The ApoE-deficient mouse model is a conventional model for investigating atherosclerosis. These mice have greatly increased plasma lipid levels [39]. Appearance of atherosclerosis is similar to those in humans induced by ApoE deficiency called type III hyperlipoproteinemia [40]. It is known that ApoE-deficient mice with increased hyperlipidemia demonstrates glomerular injury characterized by glomerular endothelial cell activation and macrophage recruitment [41]. Elevated levels of albumin in urine serve as clinical predictors of diabetic nephropathy [42]. Apolipoprotein E modulates human mesangial cell proliferation depending on the length of stimulation and cell conditions [43]. It has been shown that mice with increased hyperlipidemia in plasma have an increased progression of renal disease [44].

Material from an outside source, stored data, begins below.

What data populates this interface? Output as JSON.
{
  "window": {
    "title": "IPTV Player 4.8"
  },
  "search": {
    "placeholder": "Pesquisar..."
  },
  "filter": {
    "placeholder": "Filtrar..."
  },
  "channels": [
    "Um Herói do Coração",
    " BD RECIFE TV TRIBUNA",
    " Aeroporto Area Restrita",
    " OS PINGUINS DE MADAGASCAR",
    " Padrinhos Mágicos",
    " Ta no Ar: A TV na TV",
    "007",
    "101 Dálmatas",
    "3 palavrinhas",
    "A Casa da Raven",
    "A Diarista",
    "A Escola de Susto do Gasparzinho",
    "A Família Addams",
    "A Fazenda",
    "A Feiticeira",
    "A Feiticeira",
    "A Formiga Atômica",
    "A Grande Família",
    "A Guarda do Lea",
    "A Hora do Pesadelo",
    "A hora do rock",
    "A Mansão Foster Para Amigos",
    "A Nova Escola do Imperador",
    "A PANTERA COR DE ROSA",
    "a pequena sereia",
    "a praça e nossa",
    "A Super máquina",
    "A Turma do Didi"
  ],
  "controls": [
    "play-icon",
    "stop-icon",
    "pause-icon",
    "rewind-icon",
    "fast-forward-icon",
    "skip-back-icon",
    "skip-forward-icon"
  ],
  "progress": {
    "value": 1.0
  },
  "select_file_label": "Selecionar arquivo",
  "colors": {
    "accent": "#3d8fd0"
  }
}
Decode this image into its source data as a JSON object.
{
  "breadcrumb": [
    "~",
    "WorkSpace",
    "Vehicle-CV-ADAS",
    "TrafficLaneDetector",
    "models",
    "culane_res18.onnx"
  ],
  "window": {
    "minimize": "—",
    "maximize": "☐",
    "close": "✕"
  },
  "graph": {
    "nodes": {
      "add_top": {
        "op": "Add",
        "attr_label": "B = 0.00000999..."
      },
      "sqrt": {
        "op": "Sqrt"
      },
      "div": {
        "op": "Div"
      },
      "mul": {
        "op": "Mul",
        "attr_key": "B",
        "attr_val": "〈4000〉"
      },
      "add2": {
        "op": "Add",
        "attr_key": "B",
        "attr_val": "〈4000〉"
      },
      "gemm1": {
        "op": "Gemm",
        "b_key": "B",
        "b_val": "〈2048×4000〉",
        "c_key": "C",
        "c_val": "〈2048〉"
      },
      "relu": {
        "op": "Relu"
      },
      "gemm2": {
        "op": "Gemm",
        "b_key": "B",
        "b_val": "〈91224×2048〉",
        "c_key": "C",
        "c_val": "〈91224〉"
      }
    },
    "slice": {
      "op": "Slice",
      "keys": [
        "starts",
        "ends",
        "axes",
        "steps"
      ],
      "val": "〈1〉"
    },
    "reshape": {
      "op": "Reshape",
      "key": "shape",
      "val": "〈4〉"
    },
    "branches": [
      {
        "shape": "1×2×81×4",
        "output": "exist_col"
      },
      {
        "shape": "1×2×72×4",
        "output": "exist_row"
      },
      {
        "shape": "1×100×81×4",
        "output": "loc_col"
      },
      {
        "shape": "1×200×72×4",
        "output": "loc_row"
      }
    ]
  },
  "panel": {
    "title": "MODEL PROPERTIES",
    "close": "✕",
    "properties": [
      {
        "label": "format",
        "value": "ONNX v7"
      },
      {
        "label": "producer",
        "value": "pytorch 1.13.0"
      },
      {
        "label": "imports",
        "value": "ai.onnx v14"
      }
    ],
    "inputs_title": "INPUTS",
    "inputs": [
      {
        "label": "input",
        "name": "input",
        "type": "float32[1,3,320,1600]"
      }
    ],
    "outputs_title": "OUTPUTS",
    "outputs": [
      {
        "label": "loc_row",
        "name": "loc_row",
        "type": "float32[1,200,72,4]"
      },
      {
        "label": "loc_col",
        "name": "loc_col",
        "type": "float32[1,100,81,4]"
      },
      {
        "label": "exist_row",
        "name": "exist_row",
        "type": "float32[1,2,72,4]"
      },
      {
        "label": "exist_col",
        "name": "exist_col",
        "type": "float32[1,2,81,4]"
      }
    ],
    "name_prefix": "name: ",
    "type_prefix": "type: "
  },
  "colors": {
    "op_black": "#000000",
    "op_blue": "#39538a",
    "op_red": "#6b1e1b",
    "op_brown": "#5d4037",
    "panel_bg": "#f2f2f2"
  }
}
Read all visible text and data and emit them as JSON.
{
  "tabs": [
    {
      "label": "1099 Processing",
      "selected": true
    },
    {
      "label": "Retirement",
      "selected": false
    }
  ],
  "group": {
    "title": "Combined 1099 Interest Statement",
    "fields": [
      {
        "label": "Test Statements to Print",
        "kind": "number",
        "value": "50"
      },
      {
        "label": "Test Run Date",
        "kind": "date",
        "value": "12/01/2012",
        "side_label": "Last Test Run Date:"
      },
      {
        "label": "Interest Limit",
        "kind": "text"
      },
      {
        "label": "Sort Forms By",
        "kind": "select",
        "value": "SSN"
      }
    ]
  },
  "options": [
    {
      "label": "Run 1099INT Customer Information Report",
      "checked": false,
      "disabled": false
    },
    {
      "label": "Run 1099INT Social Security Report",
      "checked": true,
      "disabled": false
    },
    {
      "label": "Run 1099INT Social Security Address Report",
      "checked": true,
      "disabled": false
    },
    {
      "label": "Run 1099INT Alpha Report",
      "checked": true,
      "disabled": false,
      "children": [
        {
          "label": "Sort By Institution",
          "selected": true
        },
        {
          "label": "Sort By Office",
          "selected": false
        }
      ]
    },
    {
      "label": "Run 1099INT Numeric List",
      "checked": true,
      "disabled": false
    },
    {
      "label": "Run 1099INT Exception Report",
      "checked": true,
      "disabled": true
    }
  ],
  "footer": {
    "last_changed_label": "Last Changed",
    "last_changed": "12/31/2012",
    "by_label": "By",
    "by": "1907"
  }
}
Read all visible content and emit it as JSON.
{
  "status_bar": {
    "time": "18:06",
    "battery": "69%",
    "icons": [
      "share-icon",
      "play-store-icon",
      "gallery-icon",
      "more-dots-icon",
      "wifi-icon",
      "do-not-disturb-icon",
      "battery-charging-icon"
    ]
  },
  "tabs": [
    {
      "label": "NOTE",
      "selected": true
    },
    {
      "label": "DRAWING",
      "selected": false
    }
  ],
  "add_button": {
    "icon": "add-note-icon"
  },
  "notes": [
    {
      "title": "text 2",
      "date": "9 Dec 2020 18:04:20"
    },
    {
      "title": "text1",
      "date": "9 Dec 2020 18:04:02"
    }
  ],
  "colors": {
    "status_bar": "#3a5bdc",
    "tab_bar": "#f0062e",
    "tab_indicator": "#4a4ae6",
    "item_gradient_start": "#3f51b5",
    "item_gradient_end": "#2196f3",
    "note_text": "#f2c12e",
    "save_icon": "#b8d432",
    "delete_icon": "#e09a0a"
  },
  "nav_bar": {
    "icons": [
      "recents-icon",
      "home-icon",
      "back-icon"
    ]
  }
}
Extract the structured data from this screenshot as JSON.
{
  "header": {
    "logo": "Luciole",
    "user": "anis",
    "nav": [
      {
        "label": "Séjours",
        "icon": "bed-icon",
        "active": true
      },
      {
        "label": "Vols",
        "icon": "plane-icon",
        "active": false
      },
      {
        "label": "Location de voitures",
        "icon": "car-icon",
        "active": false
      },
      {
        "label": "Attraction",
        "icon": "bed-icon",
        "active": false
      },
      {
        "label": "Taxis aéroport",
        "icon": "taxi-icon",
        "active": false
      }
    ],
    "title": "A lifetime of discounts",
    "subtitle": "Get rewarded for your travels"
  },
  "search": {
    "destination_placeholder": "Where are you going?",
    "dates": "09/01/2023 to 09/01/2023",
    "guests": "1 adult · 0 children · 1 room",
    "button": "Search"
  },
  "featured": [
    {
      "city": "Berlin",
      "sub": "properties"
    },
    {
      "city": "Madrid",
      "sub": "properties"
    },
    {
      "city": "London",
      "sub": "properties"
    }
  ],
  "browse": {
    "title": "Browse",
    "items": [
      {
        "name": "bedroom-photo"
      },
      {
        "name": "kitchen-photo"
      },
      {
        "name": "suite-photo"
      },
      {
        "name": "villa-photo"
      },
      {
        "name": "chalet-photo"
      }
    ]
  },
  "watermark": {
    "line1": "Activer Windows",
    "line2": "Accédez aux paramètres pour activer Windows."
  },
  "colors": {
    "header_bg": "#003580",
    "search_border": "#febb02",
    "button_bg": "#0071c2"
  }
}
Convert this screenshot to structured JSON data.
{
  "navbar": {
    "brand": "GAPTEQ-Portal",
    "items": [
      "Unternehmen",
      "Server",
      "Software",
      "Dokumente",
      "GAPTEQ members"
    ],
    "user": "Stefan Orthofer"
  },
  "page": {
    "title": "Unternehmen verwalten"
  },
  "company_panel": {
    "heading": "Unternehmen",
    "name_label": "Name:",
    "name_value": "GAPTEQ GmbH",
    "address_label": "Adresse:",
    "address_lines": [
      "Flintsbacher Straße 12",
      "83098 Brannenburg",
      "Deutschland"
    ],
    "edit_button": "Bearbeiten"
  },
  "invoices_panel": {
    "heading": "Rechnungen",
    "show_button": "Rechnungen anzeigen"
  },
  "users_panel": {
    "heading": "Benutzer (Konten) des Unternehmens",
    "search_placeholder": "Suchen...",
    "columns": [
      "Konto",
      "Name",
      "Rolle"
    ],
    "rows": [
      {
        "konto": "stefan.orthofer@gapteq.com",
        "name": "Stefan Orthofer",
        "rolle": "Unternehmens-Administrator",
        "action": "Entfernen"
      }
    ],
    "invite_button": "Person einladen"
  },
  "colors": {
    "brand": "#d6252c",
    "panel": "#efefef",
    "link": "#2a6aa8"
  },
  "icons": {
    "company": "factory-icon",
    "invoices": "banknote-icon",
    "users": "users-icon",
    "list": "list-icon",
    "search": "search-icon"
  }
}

Assuming in vitro effects of C-peptide on human MCs, we further investigated deposition of C-peptide in mouse juxtaglomerular apparatus. Longitudinal sections of mouse kidneys were stained for C-peptide. Red areas in mouse glomeruli demonstrate C-peptide deposition (Figure 2). Quantitative analysis of C-peptide deposition in mouse glomeruli of ApoE-deficient mice determined increased deposition of C-peptide in glomeruli in C-peptide treated mice compared with placebo (unpublished data). Our previous work illustrated that C-peptide induces proliferation of mesangial cells, deposition in the intima and media of the vessel wall in diabetic patients, and C-peptide-induced proinflammatory effects in vascular cells. This resulted in increased C-peptide deposition in juxtaglomerular apparatus in C-peptide-treated mice. Still, the relevance of these results to human atherosclerosis or diabetic nephropathy remains to be determined.

Figure 2

C-peptide deposition in mouse juxtaglomerular apparatus. Upper panel: Representative photograph of mouse kidney sections with C-peptide deposition in the glomeruli in C-peptide treated mice (Figure 2(a)). Red areas represented C-peptide deposition indicated by arrow. On the lower panel is schematic explained the way C-peptide induces proliferation of mesangial cells suggesting a possible role of C-peptide in glomerular hyperproliferation in patients with diabetic nephropathy (Figure 2(b)).

4. Conclusion

In this review, we explained several proinflammatory effects of C-peptide on the inflammatory cells in the vessel wall and its mitogenic effects on the smooth muscle cells. Based on the previous results, we demonstrated that C-peptide deposits in the vessel wall in ApoE-deficient mice and induces local inflammation that leads to increased lipid deposition in aortic arch and increased proliferation of smooth muscle cells, crucial processes in the onset of atherosclerosis. Further, we explained an effect of C-peptide on the mesangial cell proliferation that involves Src kinase, PI-3 kinase, and ERK1/2 MAP kinase, and for the first time the deposition of C-peptide in mouse kidney juxtaglomerular apparatus. These results raise the hypothesis that C-peptide may have a role in glomerular hyperproliferation in patients with diabetic nephropathy.